Balochistan is Pakistan’s largest province, but it’s also its poorest, despite being heavily resource-rich. The region is characterised by its deeply embedded criminal economy and generalised lawlessness, given the weak grip of the central state on the province. “The fact that we’re seeing large ephedrine labs, of the sort that we saw in Afghanistan pre-Taliban, is a statement of the inability of the central government to do anything about it. They indicate a certain confidence on the part of the manufacturers,” said Mansfield.
Since the creation of the state of Pakistan, Balochistan has been home to a long-running separatist insurgency, with the principal actor being the Baloch Liberation Army (BLA); Islamist groups, such as the Pakistani Taliban (TTP) are also active in the region. The area has also historically served as a crucial route for the smuggling of Afghan heroin – and these drugs have long been a source of weapons funding for groups internationally designated as terrorists.

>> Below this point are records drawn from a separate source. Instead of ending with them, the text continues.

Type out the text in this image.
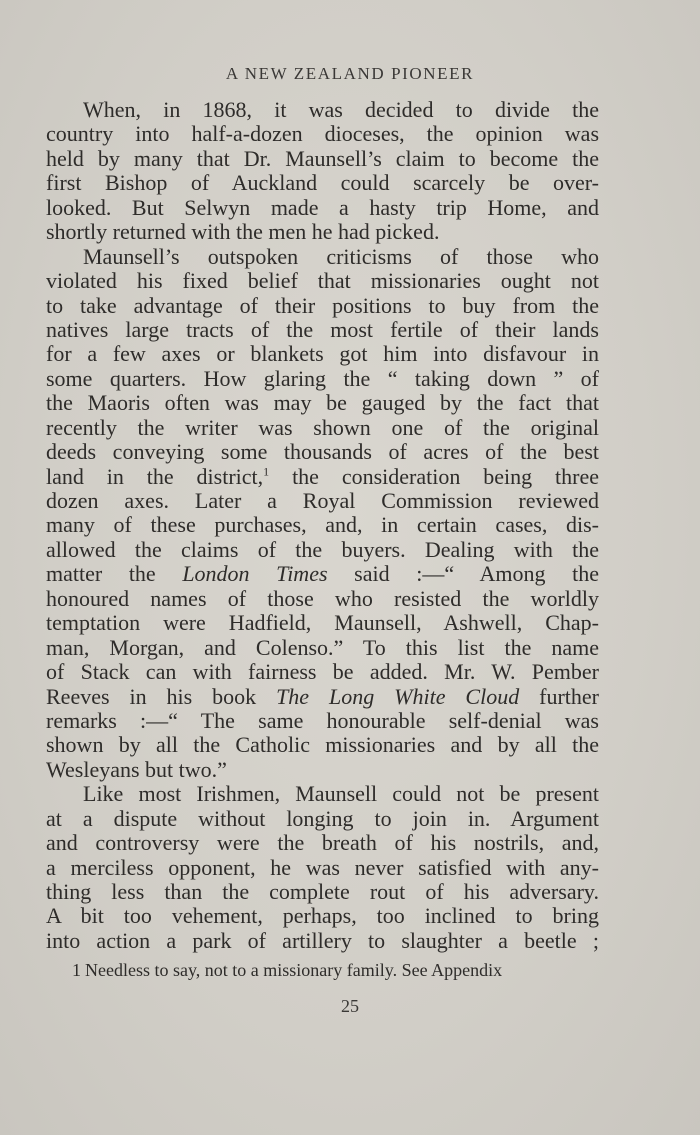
A NEW ZEALAND PIONEER
When, in 1868, it was decided to divide the
country into half-a-dozen dioceses, the opinion was
held by many that Dr. Maunsell’s claim to become the
first Bishop of Auckland could scarcely be over-
looked. But Selwyn made a hasty trip Home, and
shortly returned with the men he had picked.
Maunsell’s outspoken criticisms of those who
violated his fixed belief that missionaries ought not
to take advantage of their positions to buy from the
natives large tracts of the most fertile of their lands
for a few axes or blankets got him into disfavour in
some quarters. How glaring the “ taking down ” of
the Maoris often was may be gauged by the fact that
recently the writer was shown one of the original
deeds conveying some thousands of acres of the best
land in the district,$^1$ the consideration being three
dozen axes. Later a Royal Commission reviewed
many of these purchases, and, in certain cases, dis-
allowed the claims of the buyers. Dealing with the
matter the London Times said :—“ Among the
honoured names of those who resisted the worldly
temptation were Hadfield, Maunsell, Ashwell, Chap-
man, Morgan, and Colenso.” To this list the name
of Stack can with fairness be added. Mr. W. Pember
Reeves in his book The Long White Cloud further
remarks :—“ The same honourable self-denial was
shown by all the Catholic missionaries and by all the
Wesleyans but two.”
Like most Irishmen, Maunsell could not be present
at a dispute without longing to join in. Argument
and controversy were the breath of his nostrils, and,
a merciless opponent, he was never satisfied with any-
thing less than the complete rout of his adversary.
A bit too vehement, perhaps, too inclined to bring
into action a park of artillery to slaughter a beetle ;
1 Needless to say, not to a missionary family. See Appendix
25
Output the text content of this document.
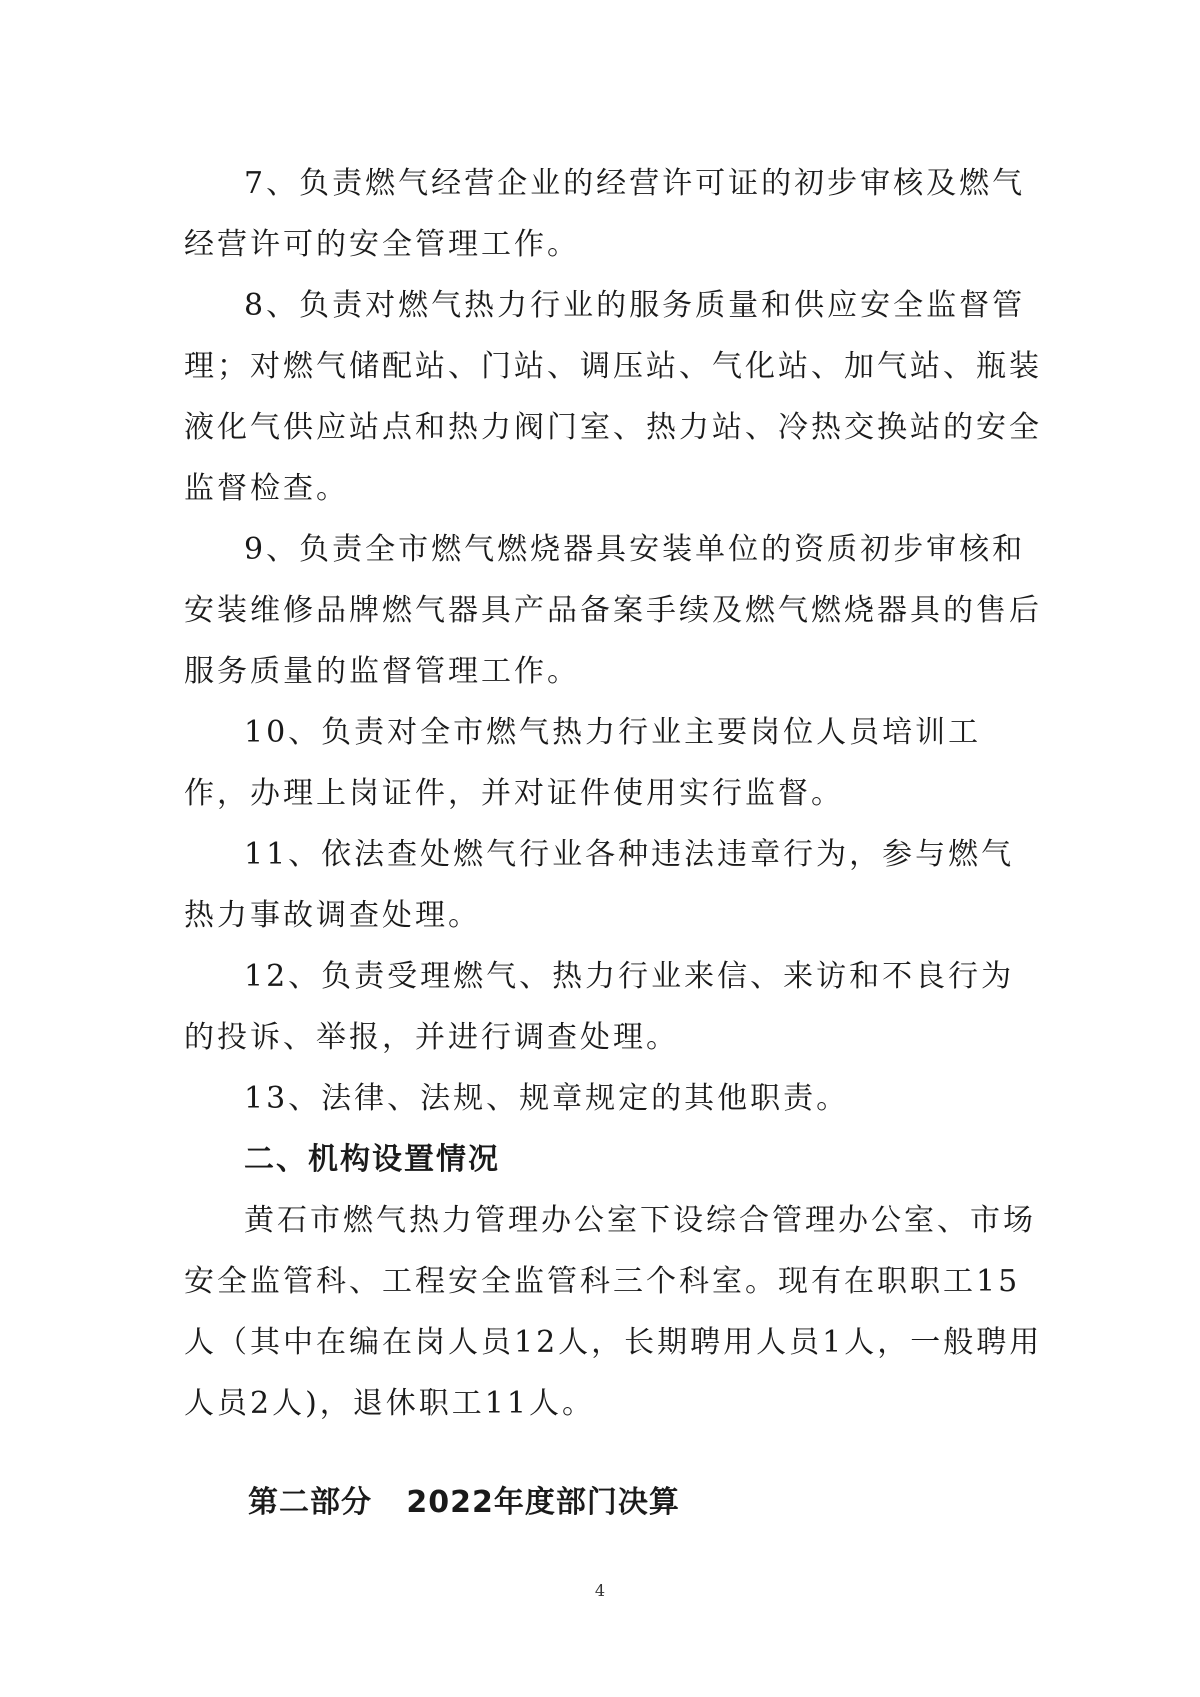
7、负责燃气经营企业的经营许可证的初步审核及燃气经营许可的安全管理工作。

8、负责对燃气热力行业的服务质量和供应安全监督管理；对燃气储配站、门站、调压站、气化站、加气站、瓶装液化气供应站点和热力阀门室、热力站、冷热交换站的安全监督检查。

9、负责全市燃气燃烧器具安装单位的资质初步审核和安装维修品牌燃气器具产品备案手续及燃气燃烧器具的售后服务质量的监督管理工作。

10、负责对全市燃气热力行业主要岗位人员培训工作，办理上岗证件，并对证件使用实行监督。

11、依法查处燃气行业各种违法违章行为，参与燃气热力事故调查处理。

12、负责受理燃气、热力行业来信、来访和不良行为的投诉、举报，并进行调查处理。

13、法律、法规、规章规定的其他职责。

二、机构设置情况

黄石市燃气热力管理办公室下设综合管理办公室、市场安全监管科、工程安全监管科三个科室。现有在职职工15人（其中在编在岗人员12人，长期聘用人员1人，一般聘用人员2人)，退休职工11人。

第二部分   2022年度部门决算
4
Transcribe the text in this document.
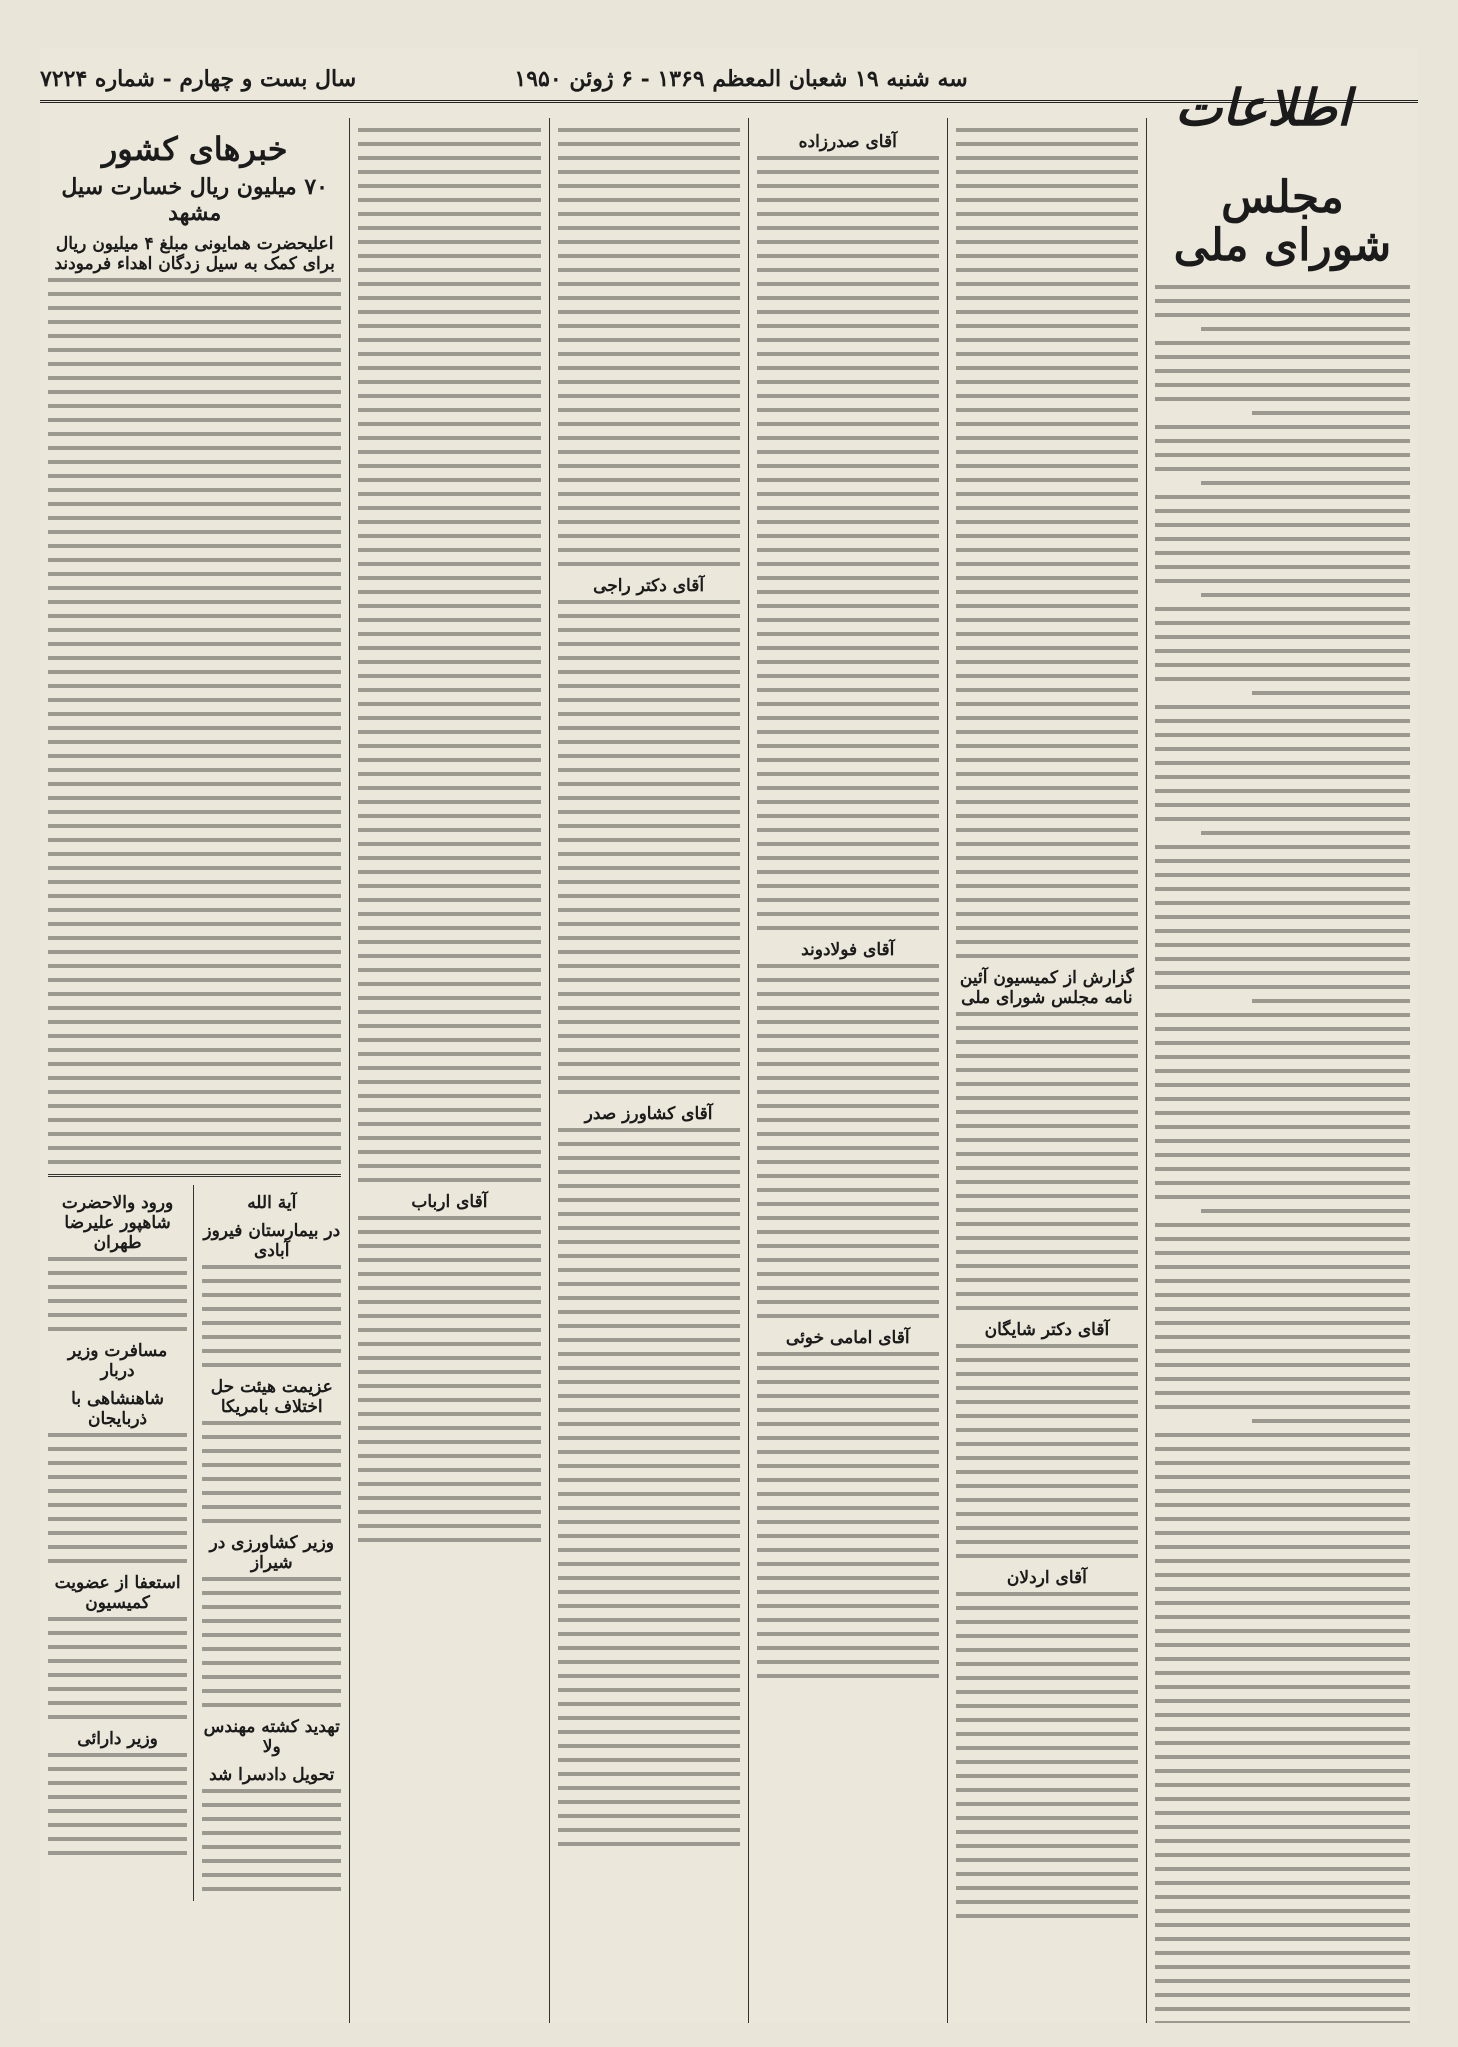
سه شنبه ۱۹ شعبان المعظم ۱۳۶۹ - ۶ ژوئن ۱۹۵۰
سال بست و چهارم - شماره ۷۲۲۴	اطلاعات
مجلس شورای ملی
گزارش از کمیسیون آئین نامه مجلس شورای ملی
آقای دکتر شایگان
آقای اردلان
آقای صدرزاده
آقای فولادوند
آقای امامی خوئی
آقای دکتر راجی
آقای کشاورز صدر
آقای ارباب
خبرهای کشور
۷۰ میلیون ریال خسارت سیل مشهد
اعلیحضرت همایونی مبلغ ۴ میلیون ریال برای کمک به سیل زدگان اهداء فرمودند
آیة الله
در بیمارستان فیروز آبادی
عزیمت هیئت حل اختلاف بامریکا
وزیر کشاورزی در شیراز
تهدید کشته مهندس ولا
تحویل دادسرا شد
ورود والاحضرت شاهپور علیرضا طهران
مسافرت وزیر دربار
شاهنشاهی با ذربایجان
استعفا از عضویت کمیسیون
وزیر دارائی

Recent events have seen an escalation in insurgent activities in the region. The BLA has greatly intensified its attacks on Pakistani infrastructure and civilians in 2025. And since the Afghan Taliban returned to power, the TTP has also been stepping up its militant operations.
In January 2026, Pakistan declared war on Afghanistan after accusing it of hosting TTP militants carrying out attacks on Pakistani soil. Balochistan is at the centre of this fighting – and there’s recently been evidence of an emerging strategic alliance between the BLA and TTP. The ongoing Iran war, if it were to spill over into Pakistani Balochistan, may further empower separatist movements in the region.
An evolving meth economy during war
Insurgent groups in the region and beyond have been funding war with drugs for decades, from the growth of opium to fund anti-Soviet mujahideen in Afghanistan in the 1980s, or the Taliban’s own involvement through raising taxes on both the opium and more recently the methamphetamine trade. The emergence of methamphetamine production in the Golden Crescent allows an interesting comparison to be made with the world’s other infamous centre of opium production: Myanmar, a country also ravaged by ongoing war and ethnic strife. In Myanmar, methamphetamine production has reached record highs since the outbreak of civil war in 2021.
Much like Balochistan, Myanmar shows that a weakened state and lack of law enforcement in the context of a conflict involving multiple groups offer the perfect conditions for the further expansion of the drug economy. And it’s no surprise that methamphetamine production – which requires limited space, is highly mobile, and is both cheap to produce while also fetching a price per gram that exceeds heroin – seems to be thriving under these conditions. While the Taliban’s crackdown appears to have been largely effective, it has triggered some unforeseen consequences in bordering regions.
Now, post-Taliban prohibition, we’re seeing the burgeoning methamphetamine industry in neighbouring Balochistan pick up where the Afghan industry left off, a “massive new opportunity that has emerged,” according to Mansfield. As the region destabilises in the context of two ongoing wars, “we’re seeing increased activity [along smuggling chains] in the Balochistan area.”
With the Pakistani and Iranian economies collapsing, Mansfield believes that the signs point to growing competition over these illicit value chains “between armed groups, as they compete over monies and territory.” If current trends continue, a destabilised Balochistan, much like Afghanistan before it, seems likely to cement itself a global centre for methamphetamine production – a drug for which the world’s appetite only appears to be growing.